SD: But let’s be honest. If there were no Danny, you wouldn’t have hired Ed, right?

LB: Obviously, when you consider the kind of player that Danny was, that has to come into it, but I really don’t know. I hope I would have, because my whole life I’ve hired guys I coached, but that’s a hard one to answer.

SD: When is the last time you spoke to Allen Iverson? Are you guys friends?

LB: We’ve kept in touch. When [SMU] didn’t get into the NCAA tournament [last season after going 23–9], he called me. He came here last year before the season, and he talked to our kids. It was spellbinding. I am more connected with him than anybody, and other than Coach Smith, he has affected my basketball life maybe more than anybody. I’ve said that God put me here to coach him. I know that for a fact. I can go anywhere and people might not know my name, but they know I coached Allen.

SD: Your son L.J. is a sophomore at SMU, and he lives with you. That sounds like a sitcom.

LB: It’s the best thing that’s ever happened to me. When he first told me he wanted to do it, I said, “I’m thrilled, but we got rules when I’m here. When I’m home, I want you to act like you would if your mom was here. When I’m gone, we got no rules.” He shares things with me. We never had any of this kind of quiet time together. Funny thing is, he didn’t like going to the pro games. He thought they were too predictable. But he loves the college games. I’m just shocked that he wants to be with me. It’s like hitting a home run.
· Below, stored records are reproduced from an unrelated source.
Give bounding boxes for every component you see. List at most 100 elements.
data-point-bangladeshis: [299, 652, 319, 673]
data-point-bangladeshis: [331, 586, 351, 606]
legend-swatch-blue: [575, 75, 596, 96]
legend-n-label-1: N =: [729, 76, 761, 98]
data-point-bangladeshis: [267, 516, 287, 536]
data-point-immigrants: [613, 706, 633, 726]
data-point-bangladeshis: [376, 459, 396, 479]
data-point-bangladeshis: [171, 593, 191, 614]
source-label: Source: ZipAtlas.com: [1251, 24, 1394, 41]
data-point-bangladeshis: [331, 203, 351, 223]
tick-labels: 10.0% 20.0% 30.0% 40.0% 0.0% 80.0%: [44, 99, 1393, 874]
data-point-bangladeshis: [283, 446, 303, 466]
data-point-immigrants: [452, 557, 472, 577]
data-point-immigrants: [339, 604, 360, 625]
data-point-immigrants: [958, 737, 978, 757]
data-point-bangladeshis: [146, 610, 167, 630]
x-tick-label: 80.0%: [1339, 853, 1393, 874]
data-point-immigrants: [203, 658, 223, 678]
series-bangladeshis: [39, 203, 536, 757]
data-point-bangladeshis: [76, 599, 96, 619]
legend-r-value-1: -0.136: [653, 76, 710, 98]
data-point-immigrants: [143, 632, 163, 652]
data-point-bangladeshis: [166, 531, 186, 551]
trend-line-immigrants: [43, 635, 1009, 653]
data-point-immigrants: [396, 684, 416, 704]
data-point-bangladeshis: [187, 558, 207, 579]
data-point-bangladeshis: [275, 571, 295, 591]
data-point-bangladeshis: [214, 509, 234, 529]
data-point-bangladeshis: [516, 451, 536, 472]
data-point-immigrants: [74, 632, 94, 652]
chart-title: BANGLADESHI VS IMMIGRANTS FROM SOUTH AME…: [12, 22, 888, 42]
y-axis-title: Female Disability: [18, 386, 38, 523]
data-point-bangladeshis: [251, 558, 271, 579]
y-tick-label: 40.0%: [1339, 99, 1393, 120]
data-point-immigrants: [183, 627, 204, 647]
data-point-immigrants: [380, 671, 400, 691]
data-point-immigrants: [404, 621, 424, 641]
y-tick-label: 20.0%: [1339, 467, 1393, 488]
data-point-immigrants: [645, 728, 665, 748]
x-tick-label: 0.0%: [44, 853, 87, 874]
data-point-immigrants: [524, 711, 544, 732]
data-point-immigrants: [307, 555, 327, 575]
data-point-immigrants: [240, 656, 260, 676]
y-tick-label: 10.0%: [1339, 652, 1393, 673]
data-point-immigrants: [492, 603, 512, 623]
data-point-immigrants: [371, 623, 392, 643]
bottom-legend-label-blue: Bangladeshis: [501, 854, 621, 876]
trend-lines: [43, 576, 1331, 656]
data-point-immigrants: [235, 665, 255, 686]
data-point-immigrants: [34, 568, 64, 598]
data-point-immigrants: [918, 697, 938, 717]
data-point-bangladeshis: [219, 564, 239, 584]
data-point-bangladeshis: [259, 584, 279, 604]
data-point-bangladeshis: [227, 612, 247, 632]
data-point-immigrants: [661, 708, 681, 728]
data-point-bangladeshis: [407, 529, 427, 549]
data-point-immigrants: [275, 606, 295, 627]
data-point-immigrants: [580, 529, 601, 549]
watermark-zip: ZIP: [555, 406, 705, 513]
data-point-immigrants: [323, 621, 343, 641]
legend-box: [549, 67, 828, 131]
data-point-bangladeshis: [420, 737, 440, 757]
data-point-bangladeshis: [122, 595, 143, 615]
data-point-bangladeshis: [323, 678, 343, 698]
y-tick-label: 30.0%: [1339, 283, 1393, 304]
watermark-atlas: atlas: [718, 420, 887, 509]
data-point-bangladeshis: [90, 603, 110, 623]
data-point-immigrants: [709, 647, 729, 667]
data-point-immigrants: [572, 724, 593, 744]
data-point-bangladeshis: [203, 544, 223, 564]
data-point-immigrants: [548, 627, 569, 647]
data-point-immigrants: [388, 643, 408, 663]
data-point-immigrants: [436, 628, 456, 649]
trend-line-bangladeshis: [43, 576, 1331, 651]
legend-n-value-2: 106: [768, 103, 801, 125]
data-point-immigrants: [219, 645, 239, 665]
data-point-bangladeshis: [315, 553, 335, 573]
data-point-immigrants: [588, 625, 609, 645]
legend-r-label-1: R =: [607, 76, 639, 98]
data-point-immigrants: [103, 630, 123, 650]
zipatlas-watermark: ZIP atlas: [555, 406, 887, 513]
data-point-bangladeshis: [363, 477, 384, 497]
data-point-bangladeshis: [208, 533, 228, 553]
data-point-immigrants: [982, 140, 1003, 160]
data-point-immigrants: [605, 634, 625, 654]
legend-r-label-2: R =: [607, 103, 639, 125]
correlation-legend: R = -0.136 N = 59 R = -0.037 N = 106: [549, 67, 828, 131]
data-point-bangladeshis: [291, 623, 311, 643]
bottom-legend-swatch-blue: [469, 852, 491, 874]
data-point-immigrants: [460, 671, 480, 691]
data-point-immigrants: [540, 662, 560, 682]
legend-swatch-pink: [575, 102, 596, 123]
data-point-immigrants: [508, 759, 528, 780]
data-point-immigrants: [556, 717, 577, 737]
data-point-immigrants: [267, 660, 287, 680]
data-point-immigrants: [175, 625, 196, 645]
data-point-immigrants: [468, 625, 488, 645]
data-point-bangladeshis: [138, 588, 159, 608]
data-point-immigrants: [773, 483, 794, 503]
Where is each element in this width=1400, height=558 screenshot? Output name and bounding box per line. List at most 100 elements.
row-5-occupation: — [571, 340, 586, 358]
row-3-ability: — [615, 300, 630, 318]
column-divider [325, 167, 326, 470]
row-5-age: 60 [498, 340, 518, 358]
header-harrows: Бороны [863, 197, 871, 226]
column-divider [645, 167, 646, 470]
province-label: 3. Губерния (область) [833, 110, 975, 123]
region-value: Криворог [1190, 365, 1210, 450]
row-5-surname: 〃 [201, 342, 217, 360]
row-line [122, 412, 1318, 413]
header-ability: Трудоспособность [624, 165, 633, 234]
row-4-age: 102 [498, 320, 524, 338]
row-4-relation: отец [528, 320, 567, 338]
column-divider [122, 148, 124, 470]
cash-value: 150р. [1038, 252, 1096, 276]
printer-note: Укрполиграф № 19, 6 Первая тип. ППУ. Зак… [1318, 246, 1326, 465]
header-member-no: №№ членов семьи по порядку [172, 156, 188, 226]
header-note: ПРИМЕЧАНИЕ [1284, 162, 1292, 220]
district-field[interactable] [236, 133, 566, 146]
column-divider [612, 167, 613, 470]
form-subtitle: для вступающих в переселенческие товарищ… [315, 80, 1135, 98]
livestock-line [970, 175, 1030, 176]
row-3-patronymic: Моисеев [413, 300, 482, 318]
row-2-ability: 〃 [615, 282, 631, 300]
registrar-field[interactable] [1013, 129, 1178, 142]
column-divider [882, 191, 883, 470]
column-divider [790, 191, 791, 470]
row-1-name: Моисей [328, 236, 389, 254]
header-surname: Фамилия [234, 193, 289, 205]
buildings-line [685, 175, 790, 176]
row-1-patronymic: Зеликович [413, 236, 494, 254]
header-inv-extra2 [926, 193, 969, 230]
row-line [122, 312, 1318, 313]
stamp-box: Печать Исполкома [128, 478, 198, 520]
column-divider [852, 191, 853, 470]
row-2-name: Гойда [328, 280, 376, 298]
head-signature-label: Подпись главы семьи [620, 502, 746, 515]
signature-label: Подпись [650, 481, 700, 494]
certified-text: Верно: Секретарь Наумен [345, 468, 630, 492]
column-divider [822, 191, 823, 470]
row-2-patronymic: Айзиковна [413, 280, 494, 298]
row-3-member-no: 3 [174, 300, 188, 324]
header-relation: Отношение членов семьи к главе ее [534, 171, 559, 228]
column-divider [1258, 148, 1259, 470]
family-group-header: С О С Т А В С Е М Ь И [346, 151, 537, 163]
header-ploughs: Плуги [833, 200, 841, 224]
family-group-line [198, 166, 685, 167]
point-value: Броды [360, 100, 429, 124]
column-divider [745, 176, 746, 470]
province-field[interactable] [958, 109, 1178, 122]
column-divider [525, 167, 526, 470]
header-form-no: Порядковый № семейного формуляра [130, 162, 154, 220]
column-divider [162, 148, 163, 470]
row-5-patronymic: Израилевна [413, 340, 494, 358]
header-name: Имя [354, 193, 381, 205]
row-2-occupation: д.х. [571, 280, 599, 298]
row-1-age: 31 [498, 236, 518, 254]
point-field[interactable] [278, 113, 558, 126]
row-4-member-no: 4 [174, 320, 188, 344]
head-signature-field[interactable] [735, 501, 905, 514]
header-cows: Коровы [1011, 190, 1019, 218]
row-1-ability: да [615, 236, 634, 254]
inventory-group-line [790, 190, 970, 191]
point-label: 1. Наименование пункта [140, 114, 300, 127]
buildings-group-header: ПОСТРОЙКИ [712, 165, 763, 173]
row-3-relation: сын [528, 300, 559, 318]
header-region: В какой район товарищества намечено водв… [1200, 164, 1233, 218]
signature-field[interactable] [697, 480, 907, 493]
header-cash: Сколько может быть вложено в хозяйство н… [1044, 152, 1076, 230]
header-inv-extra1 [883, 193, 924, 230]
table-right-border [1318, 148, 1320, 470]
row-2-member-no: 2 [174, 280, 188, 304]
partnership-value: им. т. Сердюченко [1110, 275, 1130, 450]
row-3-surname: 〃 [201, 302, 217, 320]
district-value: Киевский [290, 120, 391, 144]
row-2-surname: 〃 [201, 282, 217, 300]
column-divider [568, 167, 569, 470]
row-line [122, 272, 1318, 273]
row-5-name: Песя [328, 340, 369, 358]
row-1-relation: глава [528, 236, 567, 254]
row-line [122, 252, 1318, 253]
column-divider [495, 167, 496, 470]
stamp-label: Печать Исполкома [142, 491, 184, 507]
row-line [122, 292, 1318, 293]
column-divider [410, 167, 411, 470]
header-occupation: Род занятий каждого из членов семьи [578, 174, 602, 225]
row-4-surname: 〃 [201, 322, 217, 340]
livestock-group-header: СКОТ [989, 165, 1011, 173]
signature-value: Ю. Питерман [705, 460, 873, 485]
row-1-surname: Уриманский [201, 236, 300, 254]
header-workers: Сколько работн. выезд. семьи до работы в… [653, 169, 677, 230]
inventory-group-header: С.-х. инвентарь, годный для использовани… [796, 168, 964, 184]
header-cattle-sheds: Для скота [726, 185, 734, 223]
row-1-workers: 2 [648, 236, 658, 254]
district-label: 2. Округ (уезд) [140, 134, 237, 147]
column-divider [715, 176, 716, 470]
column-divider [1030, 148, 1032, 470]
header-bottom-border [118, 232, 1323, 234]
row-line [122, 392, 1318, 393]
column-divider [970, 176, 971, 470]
SD: So what’s the over/under on how many years you’re going to keep doing this?

LB: You know, years ago people retired at 65. I don’t think that’s the case now. I’ve never worked. I’ve loved every minute. I’ve had my feelings hurt, I’ve felt like I let people down, but what motivates me the next day is that I love what I do. My body’s kind of changing. I’m losing my hair, I’m getting whiter, but I don’t feel any difference. I just don’t look in the mirror anymore.